19 Out, 2018

Sociedade Portuguesa de Reumatologia cria Grupo de Centros de Ligação para Fraturas

No âmbito do Dia Mundial da Osteoporose que se comemora amanhã, dia 20 de outubro, a Sociedade Portuguesa de Reumatologia (SPR) anuncia a criação do Grupo de Centro de Ligação para Fraturas (Fracture Liason Centers Group) que visa facilitar o diagnóstico, a referenciação e a terapêutica da doença reumática que afeta mais de 10% da população adulta portuguesa.
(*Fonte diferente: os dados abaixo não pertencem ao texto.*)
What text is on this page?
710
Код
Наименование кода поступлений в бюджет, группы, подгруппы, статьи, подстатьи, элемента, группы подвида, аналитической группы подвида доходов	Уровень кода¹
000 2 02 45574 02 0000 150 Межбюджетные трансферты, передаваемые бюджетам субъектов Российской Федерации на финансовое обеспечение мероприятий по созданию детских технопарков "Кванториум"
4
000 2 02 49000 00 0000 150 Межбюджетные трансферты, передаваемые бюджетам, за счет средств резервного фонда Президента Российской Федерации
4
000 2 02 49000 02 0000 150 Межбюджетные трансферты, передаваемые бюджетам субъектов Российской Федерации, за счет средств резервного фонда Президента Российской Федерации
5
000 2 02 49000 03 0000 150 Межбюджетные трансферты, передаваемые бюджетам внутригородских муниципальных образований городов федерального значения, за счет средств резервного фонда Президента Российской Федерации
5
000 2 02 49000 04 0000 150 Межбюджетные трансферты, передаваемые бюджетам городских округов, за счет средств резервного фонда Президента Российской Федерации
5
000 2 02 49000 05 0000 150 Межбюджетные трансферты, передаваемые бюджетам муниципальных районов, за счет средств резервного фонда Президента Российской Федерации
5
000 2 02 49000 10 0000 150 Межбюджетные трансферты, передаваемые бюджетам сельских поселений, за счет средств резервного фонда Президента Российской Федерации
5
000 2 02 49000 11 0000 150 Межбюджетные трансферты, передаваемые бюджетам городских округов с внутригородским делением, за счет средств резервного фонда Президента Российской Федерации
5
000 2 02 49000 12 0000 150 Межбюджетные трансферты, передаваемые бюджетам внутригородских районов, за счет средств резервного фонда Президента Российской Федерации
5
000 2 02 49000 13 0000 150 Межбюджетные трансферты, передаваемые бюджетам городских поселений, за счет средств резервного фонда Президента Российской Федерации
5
Criado pela Grupo de Estudo de Doenças Ósseas Metabólicas (GEODOM) da SPR, o Grupo de Centros de Ligação para Fraturas arranca hoje, em 15 centros de reumatologia de norte a sul do país. O objetivo destes Centros é colmatar o precário diagnóstico da Osteoporose e atingir uma referenciação mais célere e eficaz dos doentes com fraturas primárias e dar o seguimento e monitorização adequada a estes casos.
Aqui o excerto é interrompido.